Within days of losing Landon, Gran began channeling her grief to actively pursue change. Contacting state lawmakers and leaders of farm organizations, she advocated for a variety of grain bin safety measures including a mandatory buddy system, a safety harness requirement, added protections around sweep augers, and a wearable device that allows a trapped person to shut off the auger and call for help, among other things.

“Farmers are under considerable economic pressure, and I don’t think the State of Minnesota should be making mandates in this area right now,” Frentz says. “What we can do is help them take steps to make their on-farm grain storage safer and continue to make farmers aware of the dangers.”

Cost-Share Program Developed

In February 2020, Gran’s moving testimony to Minnesota lawmakers, alongside Frentz, led to a bill that provides $50,000 in funding to help Minnesota farmers purchase grain bin safety equipment. The Grain Storage Facility Safety Cost-Share program reimburses 75% of eligible expenses up to $400 per bin. It is limited to $2,400 per farm per year.

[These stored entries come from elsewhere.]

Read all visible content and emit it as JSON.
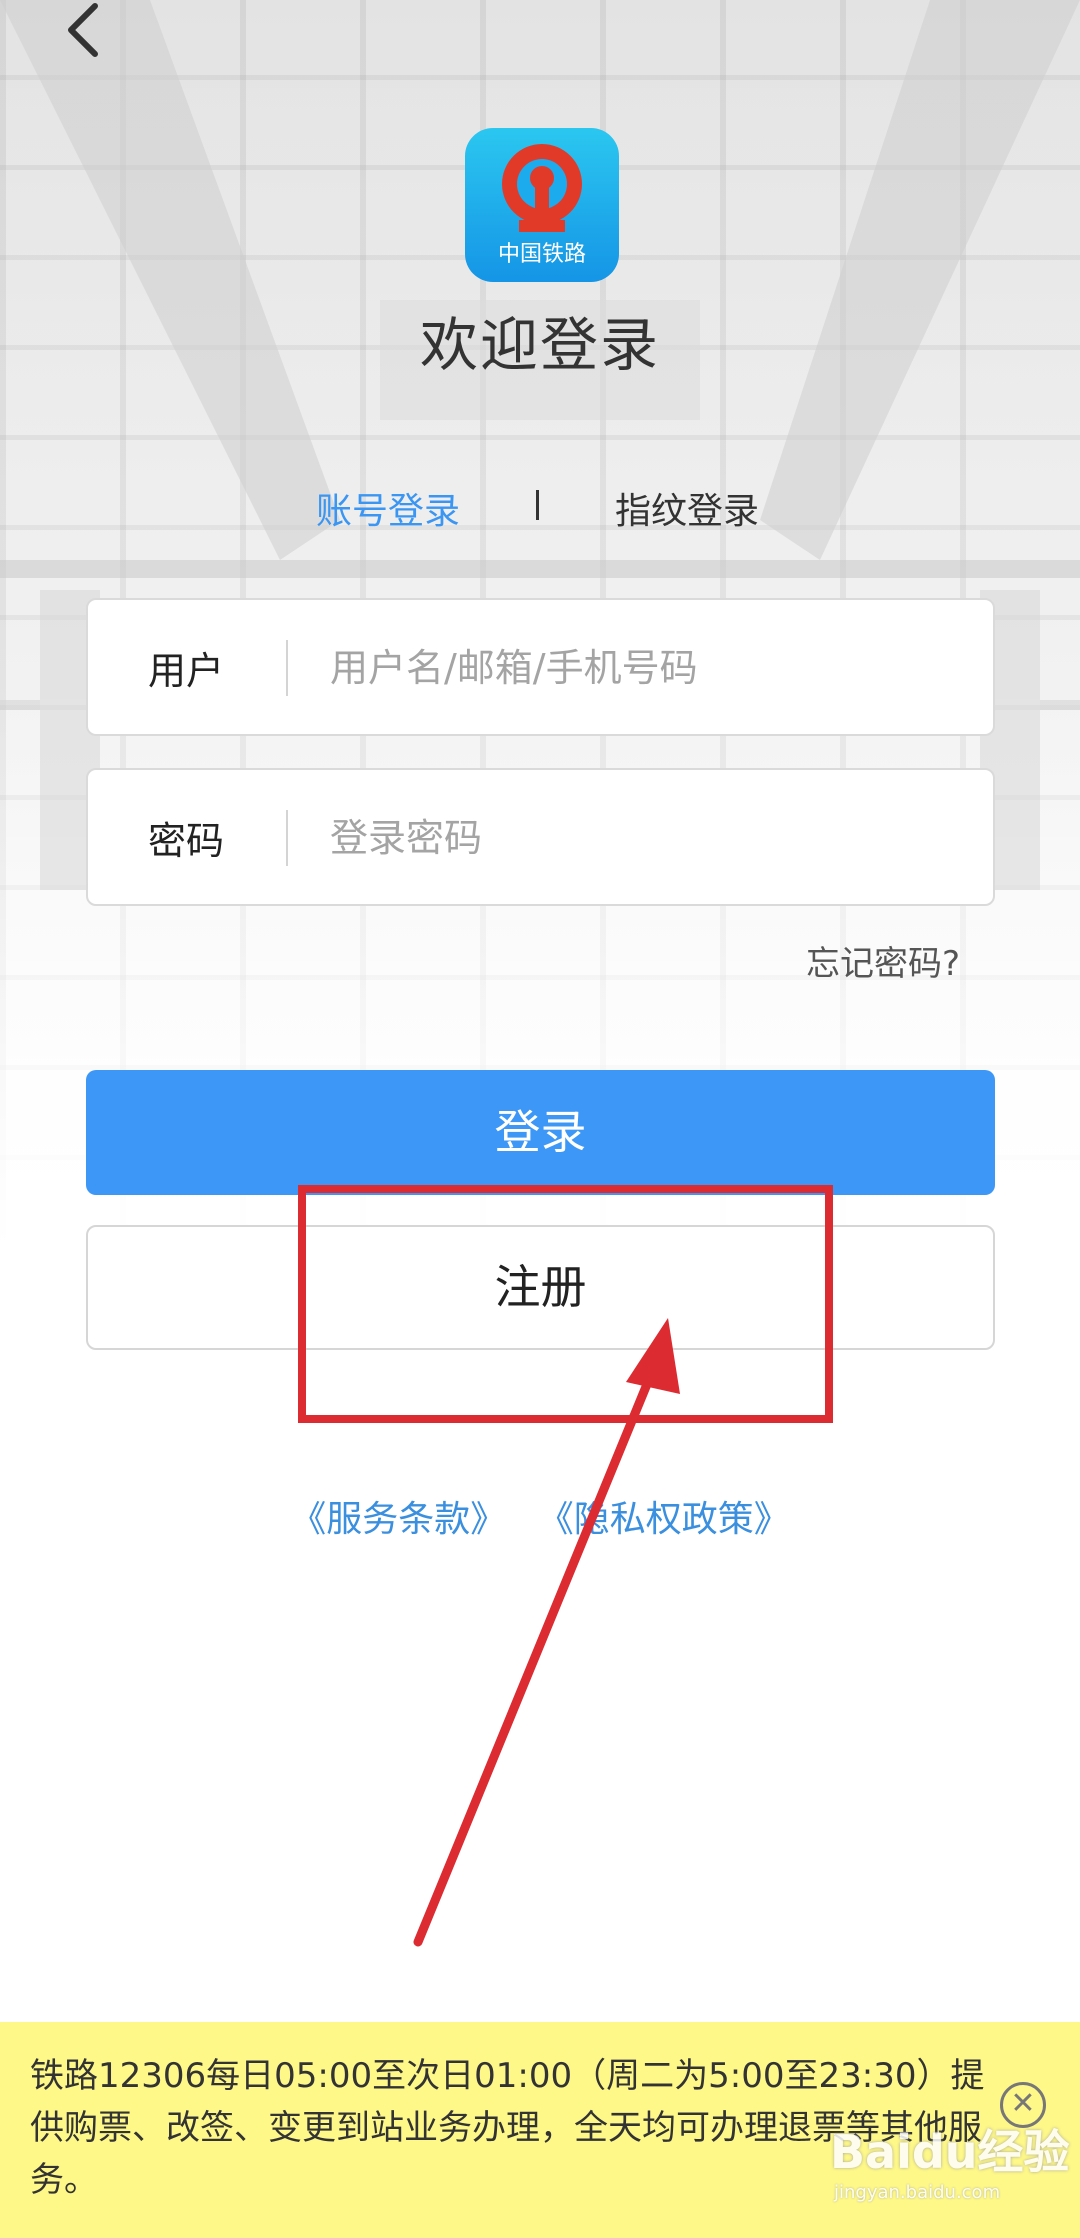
{
  "header": {
    "back_icon": "chevron-left-icon",
    "logo_icon": "china-railway-logo-icon",
    "logo_caption": "中国铁路",
    "title": "欢迎登录"
  },
  "tabs": [
    {
      "label": "账号登录",
      "active": true
    },
    {
      "label": "指纹登录",
      "active": false
    }
  ],
  "form": {
    "user_label": "用户",
    "user_placeholder": "用户名/邮箱/手机号码",
    "user_value": "",
    "password_label": "密码",
    "password_placeholder": "登录密码",
    "password_value": "",
    "forgot_label": "忘记密码?"
  },
  "buttons": {
    "login": "登录",
    "register": "注册"
  },
  "links": {
    "terms": "《服务条款》",
    "privacy": "《隐私权政策》"
  },
  "notice": {
    "text": "铁路12306每日05:00至次日01:00（周二为5:00至23:30）提供购票、改签、变更到站业务办理，全天均可办理退票等其他服务。",
    "close_icon": "close-circle-icon"
  },
  "watermark": {
    "brand": "Baidu经验",
    "url": "jingyan.baidu.com"
  },
  "colors": {
    "accent": "#3c97f6",
    "tab_active": "#3a96f2",
    "link": "#3a8fdf",
    "notice_bg": "#fef888",
    "annotation": "#dc2b31"
  }
}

To date, 73 applications totaling $57,825 have been received. Although the allocated amount has been depleted, private donations are extending the program’s reach. Applications are being accepted through June 30. 

In addition, the bill allocated another $50,000 for an outreach program, which may include creating and presenting a grain storage facility safety curriculum. Funds could also be used toward university research for an app that would remotely shut down a grain bin auger through a cell phone or other device.

“There are tens of thousands of grain bins across our state,” Frentz says. “We won’t be able to retrofit all of them, but education might help people think twice before getting into a dangerous situation.”

While Carol Jones would like to say training and awareness of the safety hazards are the answers, the retired Oklahoma State University professor says it is only part of the solution. 

“A big piece of the remedy is keeping grain in good condition, so you don’t have to break up clods or dislodge grain stuck to a wall,” she says.

Changing to a safety-minded culture is another part of the picture. “When workers firmly believe nothing is more important than their safety and are empowered to say no when they see a danger, we will have achieved a safety culture. We just aren’t there yet,” Jones says, adding that “I’ve done it all my life and never had a problem” is a statement she hears all too often.

“Our biggest competition isn’t another device that can do things ours can’t do. It’s the farmer who thinks this won’t happen to him,” says Chad Johnson, JLI Robotics. The Nebraska-based company is developing Grain Weevil, a robot that would keep farmers out of grain bins for good. JLI Robotics hopes to have a fully functional prototype, so it can begin on-farm trials and pilot projects by spring.

As a first responder who has had to deal with these incidents, Matt Webb says he wants a farmer to step back and realize that just because he was lucky 100% of the time before doesn’t guarantee he will see the same outcome the next time. “I want a farmer to think about that before he enters a grain bin,” says the fire chief for the Glenville, Minnesota, Fire Department.

“When we lost Landon, we lost a big part of our family. It’s difficult to get through a day without him,” Gran says. “If I can save one family from going through the heartache we’ve gone through, my fight for change will be worth it.”